Homes near newly-built UK football grounds have soared in value over recent years, says new research.

Arsenal’s Emirates Stadium, Manchester City’s Etihad Stadium and Brighton & Hove Albion’s Amex Stadium have each spurred five-fold property rises over the past 20 years, while the value of homes close to Tottenham Hotspur’s new White Hart Lane Stadium has jumped by 650 per cent since 1997.

With hundreds of millions of pounds in infrastructure spending, new transport links, residential housing, restaurants and shops, stadiums commonly prompt widespread regeneration of a district.

In south London, Crystal Palace Football Club plans to build a 34,000-seat stadium costing £100 million by 2021. Chairman Steve Parish said: “This project will not only transform the stadium, which has been our home since 1924, but it will also have a positive impact on the south London community.” House prices close to the current stadium already jumped by 510 per cent between 1997 and 2017, but property experts predict further rises, outperforming the market.

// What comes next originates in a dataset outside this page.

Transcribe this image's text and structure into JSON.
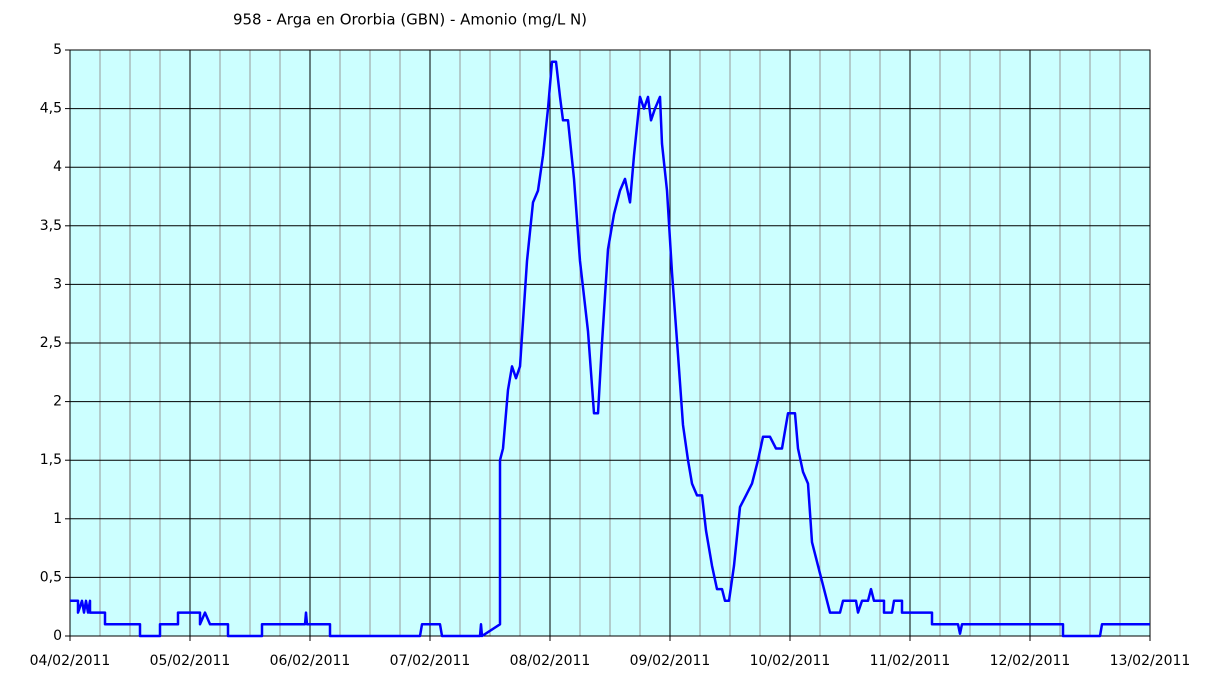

“The statistics are compelling.” Said Ben Lloyd, managing director of Pure Commercial Finance, which carried out the research. “It’s great to see that as a result of the development of new football grounds it’s proven to not only stimulate local infrastructure investment, regenerate tired or unused areas of the cities but to create an unprecedented rise in house prices in the immediate area of redevelopment.”

These rises counteract a historic trend for homes near football grounds to suffer negative valuations, due to their association with noise, litter and potentially violent behaviour. The transformation of football into a family-friendly, higher-quality entertainment has reversed this impression and boosted property values.